Pramod_Biligiri · June 21, 2023, 9:55am

Hi,
I want to fetch all records in a table in batches. I can use skip() and limit() but performance wise skip() would be slow. Does MongoDb have the equivalent of BigQuery’s paginationToken concept? - Read data with BigQuery API using pagination | Google Cloud

Alternately, I came across this KeySet Pagination approach, which relies on ObjectId being monotonically increasing - MongoDB Pagination, Fast & Consistent | by Mosius | The Startup | Medium. Is that assumption about ObjectId likely to remain valid in future?

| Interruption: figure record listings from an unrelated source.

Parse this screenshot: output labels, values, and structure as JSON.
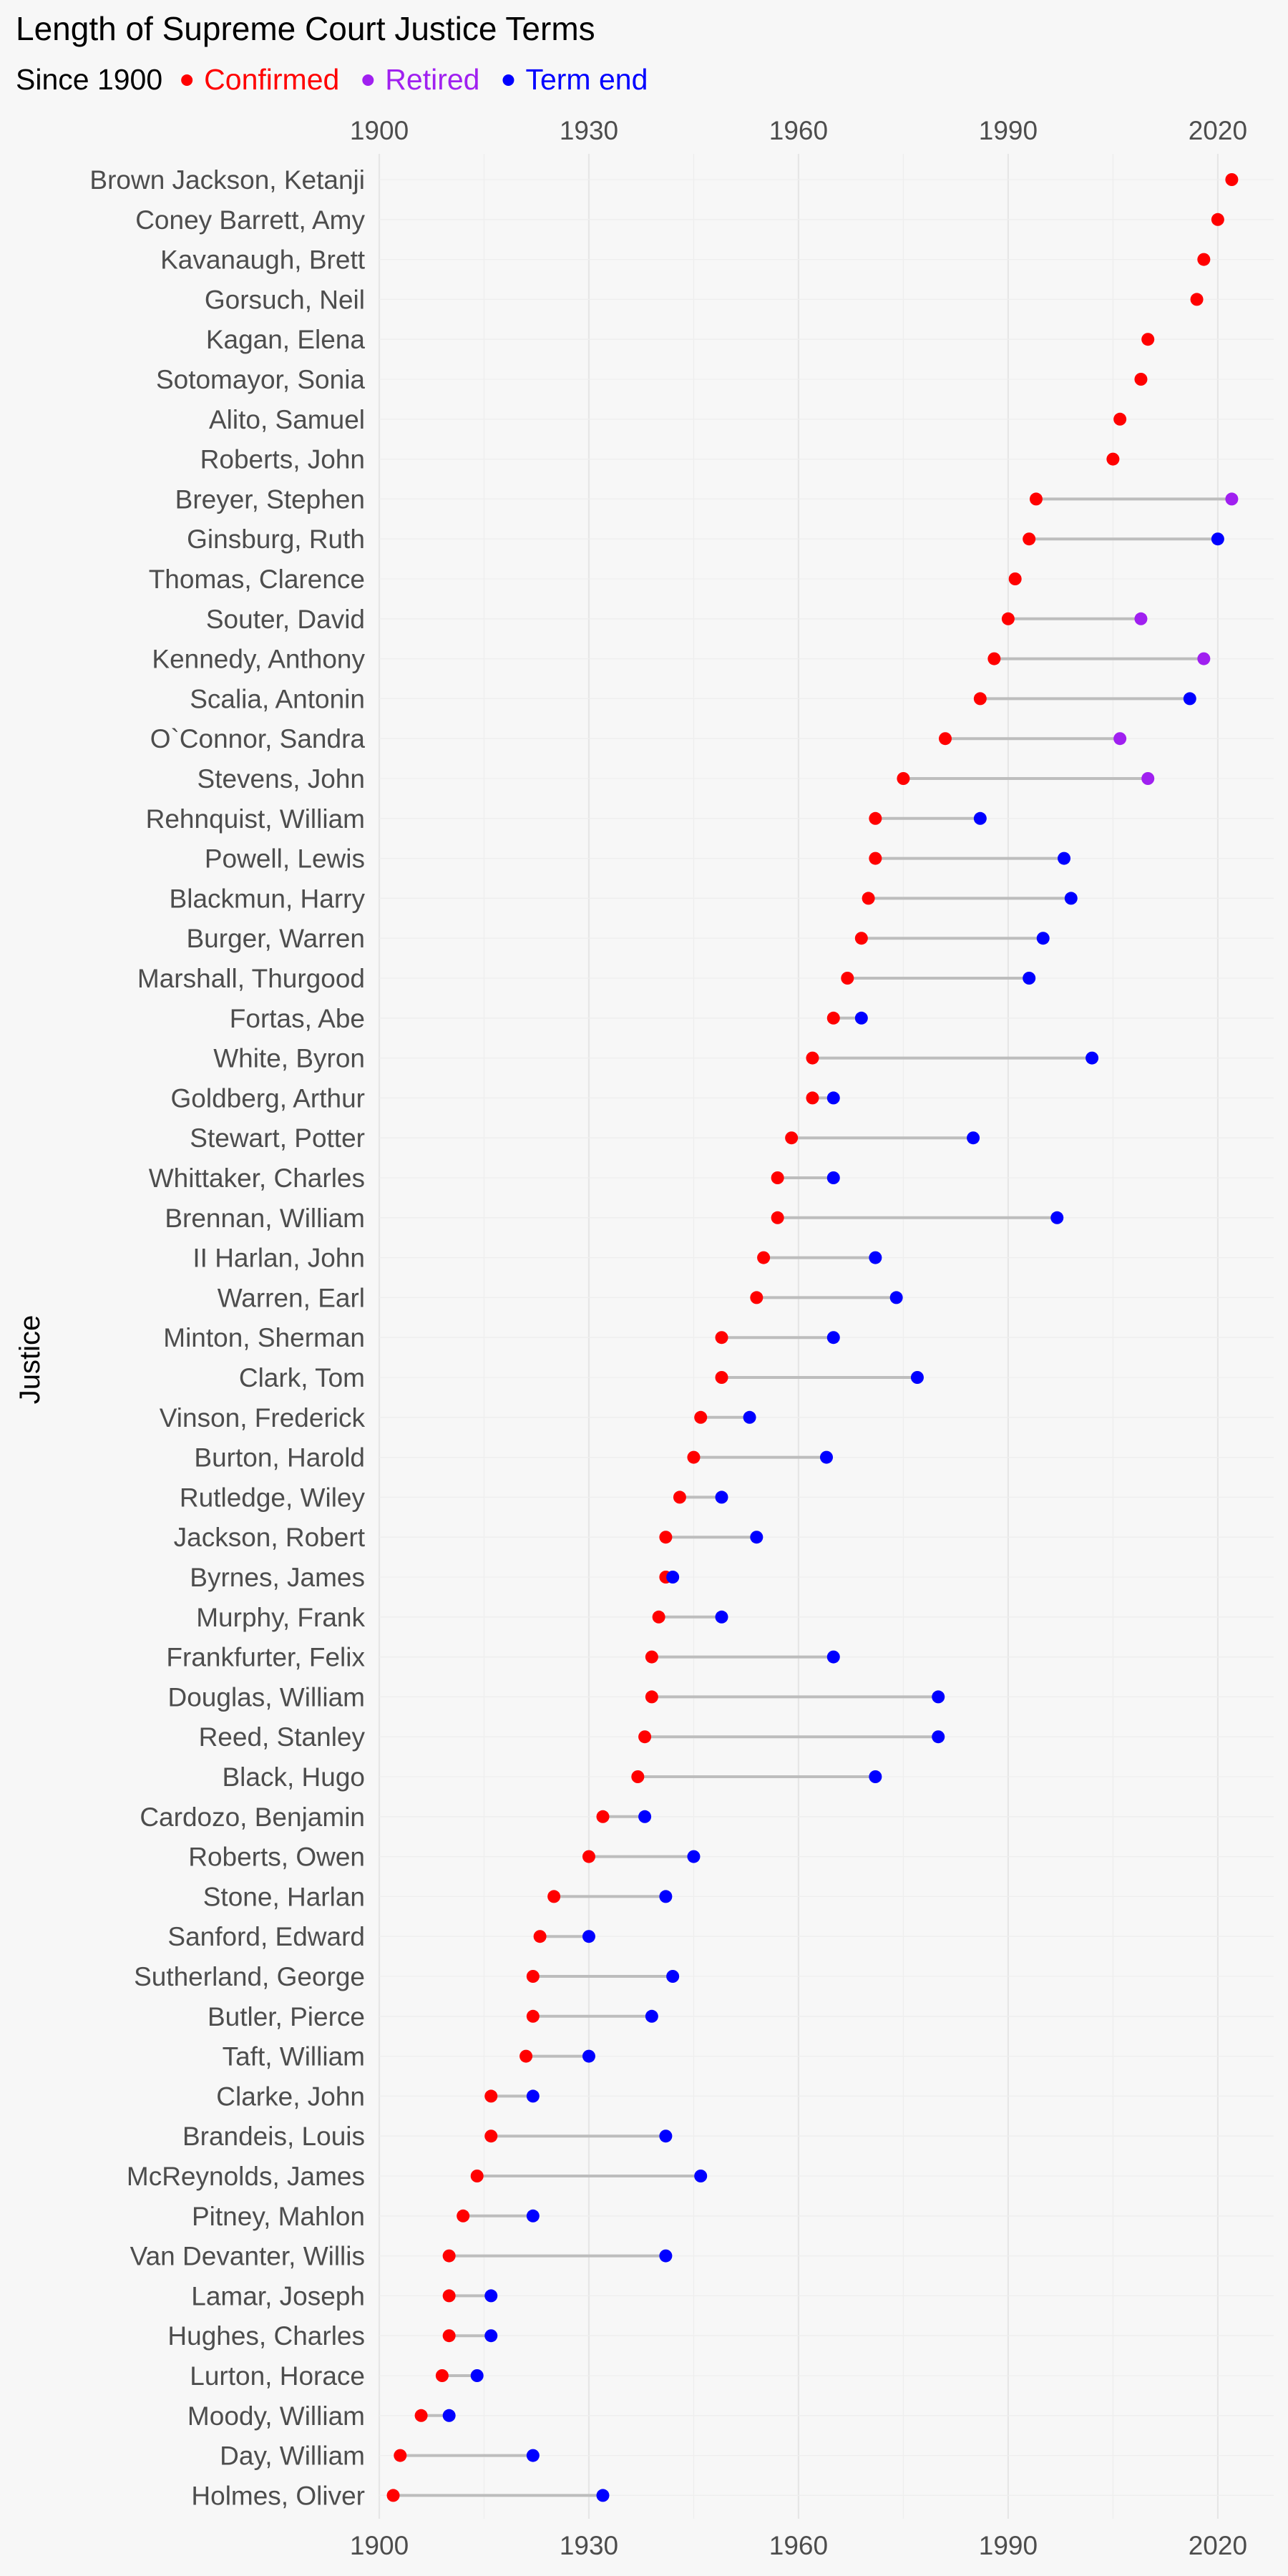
{
  "chart_data": {
    "type": "dumbbell",
    "title": "Length of Supreme Court Justice Terms",
    "subtitle": "Since 1900",
    "ylabel": "Justice",
    "xlabel": "",
    "xlim": [
      1900,
      2028
    ],
    "x_ticks": [
      1900,
      1930,
      1960,
      1990,
      2020
    ],
    "legend": [
      {
        "key": "confirmed",
        "label": "Confirmed",
        "color": "#ff0000"
      },
      {
        "key": "retired",
        "label": "Retired",
        "color": "#a020f0"
      },
      {
        "key": "term_end",
        "label": "Term end",
        "color": "#0000ff"
      }
    ],
    "legend_position": "top",
    "justices": [
      {
        "name": "Brown Jackson, Ketanji",
        "start": 2022,
        "end": null,
        "end_type": null
      },
      {
        "name": "Coney Barrett, Amy",
        "start": 2020,
        "end": null,
        "end_type": null
      },
      {
        "name": "Kavanaugh, Brett",
        "start": 2018,
        "end": null,
        "end_type": null
      },
      {
        "name": "Gorsuch, Neil",
        "start": 2017,
        "end": null,
        "end_type": null
      },
      {
        "name": "Kagan, Elena",
        "start": 2010,
        "end": null,
        "end_type": null
      },
      {
        "name": "Sotomayor, Sonia",
        "start": 2009,
        "end": null,
        "end_type": null
      },
      {
        "name": "Alito, Samuel",
        "start": 2006,
        "end": null,
        "end_type": null
      },
      {
        "name": "Roberts, John",
        "start": 2005,
        "end": null,
        "end_type": null
      },
      {
        "name": "Breyer, Stephen",
        "start": 1994,
        "end": 2022,
        "end_type": "retired"
      },
      {
        "name": "Ginsburg, Ruth",
        "start": 1993,
        "end": 2020,
        "end_type": "term_end"
      },
      {
        "name": "Thomas, Clarence",
        "start": 1991,
        "end": null,
        "end_type": null
      },
      {
        "name": "Souter, David",
        "start": 1990,
        "end": 2009,
        "end_type": "retired"
      },
      {
        "name": "Kennedy, Anthony",
        "start": 1988,
        "end": 2018,
        "end_type": "retired"
      },
      {
        "name": "Scalia, Antonin",
        "start": 1986,
        "end": 2016,
        "end_type": "term_end"
      },
      {
        "name": "O`Connor, Sandra",
        "start": 1981,
        "end": 2006,
        "end_type": "retired"
      },
      {
        "name": "Stevens, John",
        "start": 1975,
        "end": 2010,
        "end_type": "retired"
      },
      {
        "name": "Rehnquist, William",
        "start": 1971,
        "end": 1986,
        "end_type": "term_end"
      },
      {
        "name": "Powell, Lewis",
        "start": 1971,
        "end": 1998,
        "end_type": "term_end"
      },
      {
        "name": "Blackmun, Harry",
        "start": 1970,
        "end": 1999,
        "end_type": "term_end"
      },
      {
        "name": "Burger, Warren",
        "start": 1969,
        "end": 1995,
        "end_type": "term_end"
      },
      {
        "name": "Marshall, Thurgood",
        "start": 1967,
        "end": 1993,
        "end_type": "term_end"
      },
      {
        "name": "Fortas, Abe",
        "start": 1965,
        "end": 1969,
        "end_type": "term_end"
      },
      {
        "name": "White, Byron",
        "start": 1962,
        "end": 2002,
        "end_type": "term_end"
      },
      {
        "name": "Goldberg, Arthur",
        "start": 1962,
        "end": 1965,
        "end_type": "term_end"
      },
      {
        "name": "Stewart, Potter",
        "start": 1959,
        "end": 1985,
        "end_type": "term_end"
      },
      {
        "name": "Whittaker, Charles",
        "start": 1957,
        "end": 1965,
        "end_type": "term_end"
      },
      {
        "name": "Brennan, William",
        "start": 1957,
        "end": 1997,
        "end_type": "term_end"
      },
      {
        "name": "II Harlan, John",
        "start": 1955,
        "end": 1971,
        "end_type": "term_end"
      },
      {
        "name": "Warren, Earl",
        "start": 1954,
        "end": 1974,
        "end_type": "term_end"
      },
      {
        "name": "Minton, Sherman",
        "start": 1949,
        "end": 1965,
        "end_type": "term_end"
      },
      {
        "name": "Clark, Tom",
        "start": 1949,
        "end": 1977,
        "end_type": "term_end"
      },
      {
        "name": "Vinson, Frederick",
        "start": 1946,
        "end": 1953,
        "end_type": "term_end"
      },
      {
        "name": "Burton, Harold",
        "start": 1945,
        "end": 1964,
        "end_type": "term_end"
      },
      {
        "name": "Rutledge, Wiley",
        "start": 1943,
        "end": 1949,
        "end_type": "term_end"
      },
      {
        "name": "Jackson, Robert",
        "start": 1941,
        "end": 1954,
        "end_type": "term_end"
      },
      {
        "name": "Byrnes, James",
        "start": 1941,
        "end": 1942,
        "end_type": "term_end"
      },
      {
        "name": "Murphy, Frank",
        "start": 1940,
        "end": 1949,
        "end_type": "term_end"
      },
      {
        "name": "Frankfurter, Felix",
        "start": 1939,
        "end": 1965,
        "end_type": "term_end"
      },
      {
        "name": "Douglas, William",
        "start": 1939,
        "end": 1980,
        "end_type": "term_end"
      },
      {
        "name": "Reed, Stanley",
        "start": 1938,
        "end": 1980,
        "end_type": "term_end"
      },
      {
        "name": "Black, Hugo",
        "start": 1937,
        "end": 1971,
        "end_type": "term_end"
      },
      {
        "name": "Cardozo, Benjamin",
        "start": 1932,
        "end": 1938,
        "end_type": "term_end"
      },
      {
        "name": "Roberts, Owen",
        "start": 1930,
        "end": 1945,
        "end_type": "term_end"
      },
      {
        "name": "Stone, Harlan",
        "start": 1925,
        "end": 1941,
        "end_type": "term_end"
      },
      {
        "name": "Sanford, Edward",
        "start": 1923,
        "end": 1930,
        "end_type": "term_end"
      },
      {
        "name": "Sutherland, George",
        "start": 1922,
        "end": 1942,
        "end_type": "term_end"
      },
      {
        "name": "Butler, Pierce",
        "start": 1922,
        "end": 1939,
        "end_type": "term_end"
      },
      {
        "name": "Taft, William",
        "start": 1921,
        "end": 1930,
        "end_type": "term_end"
      },
      {
        "name": "Clarke, John",
        "start": 1916,
        "end": 1922,
        "end_type": "term_end"
      },
      {
        "name": "Brandeis, Louis",
        "start": 1916,
        "end": 1941,
        "end_type": "term_end"
      },
      {
        "name": "McReynolds, James",
        "start": 1914,
        "end": 1946,
        "end_type": "term_end"
      },
      {
        "name": "Pitney, Mahlon",
        "start": 1912,
        "end": 1922,
        "end_type": "term_end"
      },
      {
        "name": "Van Devanter, Willis",
        "start": 1910,
        "end": 1941,
        "end_type": "term_end"
      },
      {
        "name": "Lamar, Joseph",
        "start": 1910,
        "end": 1916,
        "end_type": "term_end"
      },
      {
        "name": "Hughes, Charles",
        "start": 1910,
        "end": 1916,
        "end_type": "term_end"
      },
      {
        "name": "Lurton, Horace",
        "start": 1909,
        "end": 1914,
        "end_type": "term_end"
      },
      {
        "name": "Moody, William",
        "start": 1906,
        "end": 1910,
        "end_type": "term_end"
      },
      {
        "name": "Day, William",
        "start": 1903,
        "end": 1922,
        "end_type": "term_end"
      },
      {
        "name": "Holmes, Oliver",
        "start": 1902,
        "end": 1932,
        "end_type": "term_end"
      }
    ]
  }
}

Luis_Osta1 · June 21, 2023, 6:18pm

One question and one idea:

Why is BigQuery API’s paginationToken any faster than skip/limit? Seems to be quite similar just reading that doc you shared
Have you tried using a cursor directly and setting the batchSize to control how much you get back on each iteration of the cursor? https://www.mongodb.com/docs/manual/reference/method/cursor.batchSize/. This might help give you more control of how many pages you’re getting

Pramod_Biligiri · June 22, 2023, 4:44am

Regarding the first question on BigQuery, that’s a good one. I don’t have official docs about this, but one blog post says that pageToken approach is much faster than skip+limit: https://medium.com/bloggingtimes/the-page-token-method-in-bigquery-an-efficient-approach-to-pagination-7d8f2443c69d . I don’t know how internally this is implemented. But important to note that this pageToken can be reused in a subsequent call to BigQuery even after disconnecting (How long is the pageToken valid for? No idea I haven’t checked yet).

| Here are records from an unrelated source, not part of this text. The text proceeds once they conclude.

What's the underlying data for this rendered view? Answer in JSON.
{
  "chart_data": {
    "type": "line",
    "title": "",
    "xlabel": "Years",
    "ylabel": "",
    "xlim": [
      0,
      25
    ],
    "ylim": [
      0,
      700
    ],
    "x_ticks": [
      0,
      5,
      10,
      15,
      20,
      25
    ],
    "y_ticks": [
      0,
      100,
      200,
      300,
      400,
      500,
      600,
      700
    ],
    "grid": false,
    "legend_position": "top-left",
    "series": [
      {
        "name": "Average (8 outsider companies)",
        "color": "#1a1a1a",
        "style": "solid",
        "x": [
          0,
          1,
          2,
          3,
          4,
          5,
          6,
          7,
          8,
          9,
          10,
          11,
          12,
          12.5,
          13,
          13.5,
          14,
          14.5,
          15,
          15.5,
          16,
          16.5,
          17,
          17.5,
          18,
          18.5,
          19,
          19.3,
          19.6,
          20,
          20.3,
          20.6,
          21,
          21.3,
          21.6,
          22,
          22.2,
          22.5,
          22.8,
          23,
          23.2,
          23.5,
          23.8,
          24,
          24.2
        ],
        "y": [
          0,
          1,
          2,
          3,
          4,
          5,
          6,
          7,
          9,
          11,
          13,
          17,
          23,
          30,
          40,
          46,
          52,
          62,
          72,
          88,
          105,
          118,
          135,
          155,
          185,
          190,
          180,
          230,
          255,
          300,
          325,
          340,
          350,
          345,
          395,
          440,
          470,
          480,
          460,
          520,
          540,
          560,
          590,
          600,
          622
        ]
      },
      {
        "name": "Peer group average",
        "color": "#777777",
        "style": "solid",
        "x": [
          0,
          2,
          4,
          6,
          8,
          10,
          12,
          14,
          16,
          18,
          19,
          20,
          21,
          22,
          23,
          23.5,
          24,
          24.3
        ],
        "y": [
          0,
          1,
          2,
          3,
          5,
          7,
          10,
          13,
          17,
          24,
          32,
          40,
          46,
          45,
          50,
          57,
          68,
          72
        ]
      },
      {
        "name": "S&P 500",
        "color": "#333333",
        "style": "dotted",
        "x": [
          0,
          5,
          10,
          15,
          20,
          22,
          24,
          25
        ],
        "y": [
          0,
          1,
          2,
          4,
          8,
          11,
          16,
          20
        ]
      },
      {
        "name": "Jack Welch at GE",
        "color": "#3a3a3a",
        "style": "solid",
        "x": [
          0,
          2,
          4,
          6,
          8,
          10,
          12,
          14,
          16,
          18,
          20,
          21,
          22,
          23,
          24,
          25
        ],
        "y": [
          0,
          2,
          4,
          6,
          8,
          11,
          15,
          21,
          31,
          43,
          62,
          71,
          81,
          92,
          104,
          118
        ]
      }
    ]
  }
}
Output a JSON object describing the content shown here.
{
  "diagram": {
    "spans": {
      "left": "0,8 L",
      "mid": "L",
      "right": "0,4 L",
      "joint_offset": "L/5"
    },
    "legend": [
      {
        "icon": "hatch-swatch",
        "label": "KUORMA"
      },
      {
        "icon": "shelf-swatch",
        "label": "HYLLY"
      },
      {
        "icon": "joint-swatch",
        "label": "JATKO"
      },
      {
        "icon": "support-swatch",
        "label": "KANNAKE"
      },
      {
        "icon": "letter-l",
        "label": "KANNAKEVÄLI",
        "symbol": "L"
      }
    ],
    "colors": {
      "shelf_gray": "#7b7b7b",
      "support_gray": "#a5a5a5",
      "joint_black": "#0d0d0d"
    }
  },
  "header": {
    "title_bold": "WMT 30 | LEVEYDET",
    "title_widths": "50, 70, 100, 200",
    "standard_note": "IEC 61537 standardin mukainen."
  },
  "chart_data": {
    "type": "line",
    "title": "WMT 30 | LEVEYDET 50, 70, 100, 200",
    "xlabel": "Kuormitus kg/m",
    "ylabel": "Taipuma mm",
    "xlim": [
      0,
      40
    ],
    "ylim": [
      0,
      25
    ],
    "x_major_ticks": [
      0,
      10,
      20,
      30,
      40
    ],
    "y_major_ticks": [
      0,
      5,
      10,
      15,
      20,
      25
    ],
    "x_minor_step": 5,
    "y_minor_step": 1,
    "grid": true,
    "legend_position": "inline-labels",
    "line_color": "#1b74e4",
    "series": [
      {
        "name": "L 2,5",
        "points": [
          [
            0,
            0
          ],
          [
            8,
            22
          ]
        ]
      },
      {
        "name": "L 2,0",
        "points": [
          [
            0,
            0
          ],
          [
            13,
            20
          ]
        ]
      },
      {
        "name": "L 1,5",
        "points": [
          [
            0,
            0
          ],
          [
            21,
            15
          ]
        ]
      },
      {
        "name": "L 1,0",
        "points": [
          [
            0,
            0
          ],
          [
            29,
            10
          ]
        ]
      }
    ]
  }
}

Regarding the second question on Mongodb paging, my problem is not with batchSize. I’m concerned about the fact that it will skip the Offset no. of records each time. Linearly skipping the offset no. of records might get progressively slower if you are fetching the latter parts of a large collection?

My usecase requires me to disconnect after fetching each page and then reconnecting. Hence a Page Token kind of approach is what I was looking for.

Luis_Osta1 · June 22, 2023, 2:20pm

@Pramod_Biligiri Ah I see, I don’t 100% know if in Mongo limit + skip does a linear skip of the offset but that sounds unlikely. Considering that blog posts describes pageTokens as:

The page token method is a cursor-based mechanism for pagination in BigQuery that allows you to efficiently retrieve a specific page of results from a query. The page token is generated after the first query and passed in the subsequent queries to determine the starting point for the next page of results.

And all MongoDB queries are cursor-based, it seems that they would be roughly equivalent. I think possibly older MongoDB versions had to manually go through each part of a collection though so I’m unsure which version you’re running. I think the only way to know for sure is to do some load testing with something like https://locust.io/ or something else equivalent. And see what the performance looks like for you. I’ve personally never encountered any performance problems with skip + limit in my usage.

Edit:
Just went through the docs and I was not able to find anything that wasn’t just skip to move cursors. So please do let me know how your investigation goes!

Pramod_Biligiri · June 26, 2023, 2:39pm

It does look like skip() and limit() are inefficient, and one way around this is to iterate by sorting over one of the indexed fields explicitly. Check out the section titled “Avoiding large skips” in this page - 4. Querying - MongoDB: The Definitive Guide, 2nd Edition [Book]

kevinadi · June 27, 2023, 1:47am

Hi @Pramod_Biligiri

Just to add my 2c: I found this community blog post API Paging Built The Right Way, with the corresponding Github repo implementing the idea in GitHub - mixmaxhq/mongo-cursor-pagination: Cursor-based pagination for Mongo that may be of interest to you.

Note that those are community resources and not official MongoDB code/product, so use at your own risk

Best regards
Kevin

Kobe_W · August 12, 2023, 4:11pm

Skip and limit will cause performance impact with large values, and i bave seen this on our own on premise clusters

Official doc has some explanation about how skip and limit are dealt with in a sharded cluster.

I think thats because index is built with b plus tree. And with a large skip value, the scan still has to fo from root and one by one until the number is reached. Theres no number of subnodes info in the tree.

But with the obj id filter , the indexes smaller than that can be easily skipped, resulting in O height runtime.